All three points – the wireless protocol, the device itself and the outbound protocol – are highly sensitive and could present multiple entry points for attackers to, at the very minimum, steal sensitive information, or potentially modify settings as well, Rehman explained. "It's clear that the first step is to harden and protect the device first and foremost, and secure the two protocols and all the keys involved.”
"I think all parties – investors, companies and the SEC – will want to take a closer look at existing investor disclosure policies to evaluate whether the current approach is effective," Jacob Olcott, vice president of business development at BitSight, told SCMagazine via email on Friday. "In recent years, investors have expressed an interest in consuming data on cybersecurity, but have had difficulty accessing that information."
This incident, Olcott explained, suggests there's a more granular level of cybersecurity information that some investors are interested in, namely cybersecurity in medical devices. "It's unclear whether existing disclosure guidance clearly addresses the issue today."
"The overblown and misleading disclosure of this 'research' was structured purely to maximize opportunistic financial gains," Alex Rice, co-founder and CTO at HackerOne, told SCMagazine via email on Friday. "I'd hope the SEC investigates this dangerous behavior as classic short and distort securities fraud. The disclosure of vulnerabilities in any technology should place the safeguard of consumers first, not blatant personal greed."
Katie Moussouris, a bug bounty expert and the founder and CEO of Luta Security, a new security start-up company, also questions the precedence being set. This is a classic 'responsible' disclosure debate inside of a safety debate enclosed in a quality debate, wrapped with a dollar bill around it for flavor.
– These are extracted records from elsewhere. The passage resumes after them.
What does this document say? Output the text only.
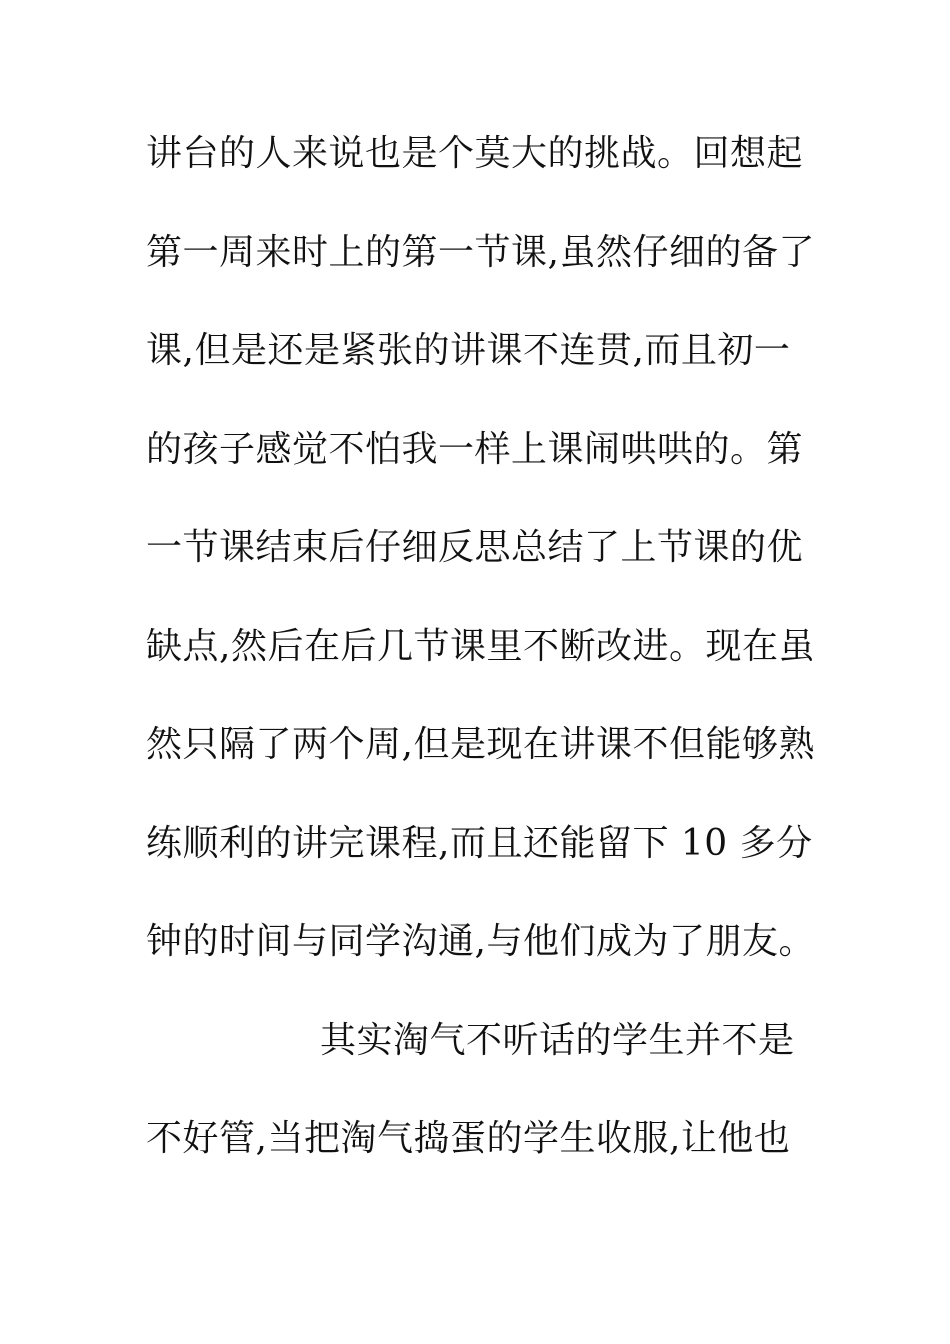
讲台的人来说也是个莫大的挑战。回想起
第一周来时上的第一节课,虽然仔细的备了
课,但是还是紧张的讲课不连贯,而且初一
的孩子感觉不怕我一样上课闹哄哄的。第
一节课结束后仔细反思总结了上节课的优
缺点,然后在后几节课里不断改进。现在虽
然只隔了两个周,但是现在讲课不但能够熟
练顺利的讲完课程,而且还能留下 10 多分
钟的时间与同学沟通,与他们成为了朋友。
其实淘气不听话的学生并不是
不好管,当把淘气捣蛋的学生收服,让他也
Who is responsible? The researchers who make the public aware of the security and safety risk, or the manufacturers who have created the vulnerable products?"
In the past, researchers who reported security issues to vendors would find the vulnerabilities for free, and risk their freedom from prosecution in order to help inform the public of their risk, she explained to SCMagazine.com in an email on Sunday. "Those vendors could either accept the free research and try to improve their security for their customers, or wait for an attack before taking the threat seriously."
The growing market for security vulnerabilities and exploits is still developing, Moussouris points out. "Reasonable people will disagree as to which incentives, on both the researcher and the vendor side, that minimize risk and improve safety."
Other experts saw the news in a different light. Casey Ellis, CEO and founder Bugcrowd, told SCMagazine on Friday via email that the action is unprecedented in terms of the public nature of how it has been discussed. "Has it happened before? Probably. Weev proposed exactly this model under Tro LLC a few years back. It's not a new idea."
[editor's note: Andrew Auernheimer, aka Weev, is an American hacker who set out to form a hedge firm, Tro LLC, which would give software exploit developers the chance to sell their flaws: "I want to continue bringing issues in companies that put you at risk to light, and short the stocks of those companies when I do so," he wrote in a funding letter.]
But, Ellis said, it's useful in that "these safety critical vulnerabilities will more than likely get fixed, and the medical device industry is on notice about reviewing and ensuring the cybersafety of those who depend on it."
It's also concerning, he added, that the relationship between security researchers and vendors is experiencing a transition from fear to cooperation. "This is, by the very nature of the short, a combative action, the signals of which could set that back. Hopefully that doesn't happen."